Bruno Goud est un spécialiste en biologie cellulaire et moléculaire. Il entre au CNRS en 1982 après une thèse à l’Institut Pasteur sur le trafic membranaire dans les cellules du système immunitaire. En 1986, il rejoint l’Université de Yale où il caractérise chez la levure la fonction d’une protéine impliquée dans la régulation du transport intracellulaire. Déterminer les mécanismes moléculaires impliqués dans le transport des protéines et des lipides entre les compartiments de la cellule eucaryote, et comprendre comment la dérégulation de ces mécanismes conduit au cancer, deviennent dès lors ses thématiques de prédilection.
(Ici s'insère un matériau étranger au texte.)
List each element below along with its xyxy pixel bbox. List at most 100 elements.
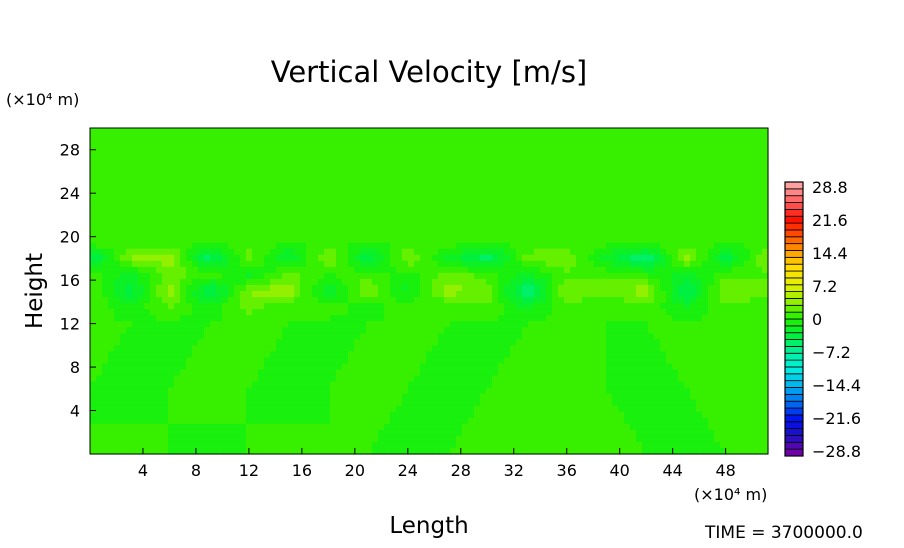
heatmap-cell	[372, 188, 379, 196]
heatmap-cell	[636, 345, 643, 352]
heatmap-cell	[750, 363, 757, 371]
heatmap-cell	[210, 128, 217, 135]
heatmap-cell	[744, 152, 751, 159]
heatmap-cell	[666, 387, 673, 395]
heatmap-cell	[180, 297, 187, 304]
heatmap-cell	[540, 164, 547, 171]
heatmap-cell	[342, 291, 349, 298]
heatmap-cell	[738, 230, 745, 238]
heatmap-cell	[732, 236, 739, 244]
heatmap-cell	[738, 158, 745, 165]
heatmap-cell	[456, 278, 463, 286]
heatmap-cell	[324, 297, 331, 304]
heatmap-cell	[306, 351, 313, 359]
heatmap-cell	[168, 363, 175, 371]
heatmap-cell	[180, 242, 187, 250]
heatmap-cell	[264, 339, 271, 346]
heatmap-cell	[588, 303, 595, 310]
heatmap-cell	[102, 309, 109, 316]
heatmap-cell	[726, 339, 733, 346]
heatmap-cell	[204, 206, 211, 214]
heatmap-cell	[690, 140, 697, 147]
heatmap-cell	[504, 200, 511, 208]
heatmap-cell	[630, 164, 637, 171]
heatmap-cell	[192, 369, 199, 377]
heatmap-cell	[642, 381, 649, 389]
heatmap-cell	[666, 327, 673, 334]
heatmap-cell	[552, 297, 559, 304]
heatmap-cell	[318, 200, 325, 208]
heatmap-cell	[234, 224, 241, 232]
heatmap-cell	[156, 158, 163, 165]
heatmap-cell	[294, 351, 301, 359]
heatmap-cell	[582, 375, 589, 383]
heatmap-cell	[468, 260, 475, 268]
heatmap-cell	[306, 357, 313, 365]
heatmap-cell	[312, 212, 319, 220]
heatmap-cell	[504, 303, 511, 310]
heatmap-cell	[408, 188, 415, 196]
heatmap-cell	[378, 218, 385, 226]
heatmap-cell	[726, 272, 733, 280]
heatmap-cell	[714, 248, 721, 256]
heatmap-cell	[636, 254, 643, 262]
heatmap-cell	[714, 345, 721, 352]
heatmap-cell	[408, 297, 415, 304]
heatmap-cell	[282, 297, 289, 304]
heatmap-cell	[624, 375, 631, 383]
heatmap-cell	[336, 158, 343, 165]
heatmap-cell	[354, 188, 361, 196]
heatmap-cell	[480, 188, 487, 196]
heatmap-cell	[582, 309, 589, 316]
heatmap-cell	[138, 339, 145, 346]
heatmap-cell	[690, 200, 697, 208]
heatmap-cell	[762, 128, 769, 135]
heatmap-cell	[612, 218, 619, 226]
heatmap-cell	[192, 284, 199, 292]
heatmap-cell	[558, 158, 565, 165]
heatmap-cell	[510, 152, 517, 159]
heatmap-cell	[618, 134, 625, 141]
heatmap-cell	[174, 291, 181, 298]
heatmap-cell	[240, 339, 247, 346]
heatmap-cell	[384, 242, 391, 250]
heatmap-cell	[126, 134, 133, 141]
heatmap-cell	[204, 176, 211, 183]
heatmap-cell	[474, 140, 481, 147]
heatmap-cell	[738, 164, 745, 171]
heatmap-cell	[684, 260, 691, 268]
heatmap-cell	[726, 254, 733, 262]
heatmap-cell	[402, 303, 409, 310]
heatmap-cell	[240, 363, 247, 371]
heatmap-cell	[552, 224, 559, 232]
heatmap-cell	[342, 309, 349, 316]
heatmap-cell	[108, 266, 115, 274]
heatmap-cell	[264, 218, 271, 226]
heatmap-cell	[114, 266, 121, 274]
heatmap-cell	[318, 284, 325, 292]
heatmap-cell	[738, 387, 745, 395]
heatmap-cell	[666, 345, 673, 352]
heatmap-cell	[624, 128, 631, 135]
heatmap-cell	[150, 176, 157, 183]
heatmap-cell	[564, 182, 571, 189]
heatmap-cell	[456, 303, 463, 310]
heatmap-cell	[186, 333, 193, 340]
heatmap-cell	[600, 339, 607, 346]
heatmap-cell	[726, 224, 733, 232]
heatmap-cell	[618, 309, 625, 316]
heatmap-cell	[492, 315, 499, 322]
heatmap-cell	[498, 327, 505, 334]
heatmap-cell	[636, 230, 643, 238]
heatmap-cell	[336, 206, 343, 214]
heatmap-cell	[600, 369, 607, 377]
heatmap-cell	[630, 158, 637, 165]
heatmap-cell	[102, 339, 109, 346]
heatmap-cell	[564, 291, 571, 298]
heatmap-cell	[246, 303, 253, 310]
heatmap-cell	[402, 278, 409, 286]
heatmap-cell	[744, 381, 751, 389]
heatmap-cell	[366, 134, 373, 141]
heatmap-cell	[702, 272, 709, 280]
heatmap-cell	[762, 345, 769, 352]
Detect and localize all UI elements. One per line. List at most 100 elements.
Pour atteindre ces objectifs, Bruno Goud développe au sein de son équipe « Mécanismes moléculaires du transport intracellulaire » établie à l’Institut Curie depuis 1995, des approches interdisciplinaires, allant de la biologie cellulaire et moléculaire à l’imagerie sur cellules vivantes, en passant par la physique.

De 2003 à 2018, il a dirigé le Département de biologie cellulaire de l’Institut Curie, puis en 2018-2019 le Centre de recherche de cet Institut. Il est médaillé d’argent du CNRS et membre de l’EMBO (European Molecular Biology Organization).

Aurélien Roux

Aurélien Roux a étudié la biologie à l’école normale supérieure de Lyon, avec une mineure en physique. Après un master de physique à l’Université Denis Diderot, à Paris, il a effectué un doctorat (2000-2004) avec Patricia Bassereau et Bruno Goud à l’institut Curie, à Paris, au cours duquel il a étudié comment les lipides peuvent être triés par la courbure de la membrane. Il a ensuite effectué son travail post-doctoral avec Pietro de Camilli à l’université de Yale (USA), en reconstituant in vitro la fission de la membrane médiée par la dynamine.

Nommé professeur assistant de biochimie à Genève (2010-2015), il a élargi ses travaux vers ESCRT-III, la machinerie de fission la plus ancienne et la plus ubiquitaire dans la cellule. En 2016, il a été titularisé professeur associé à l’université de Genève, puis professeur ordinaire en 2020. Pendant cette période, il a développé des essais pour reconstituer la morphogenèse spontanée d’assemblages cellulaires in vitro.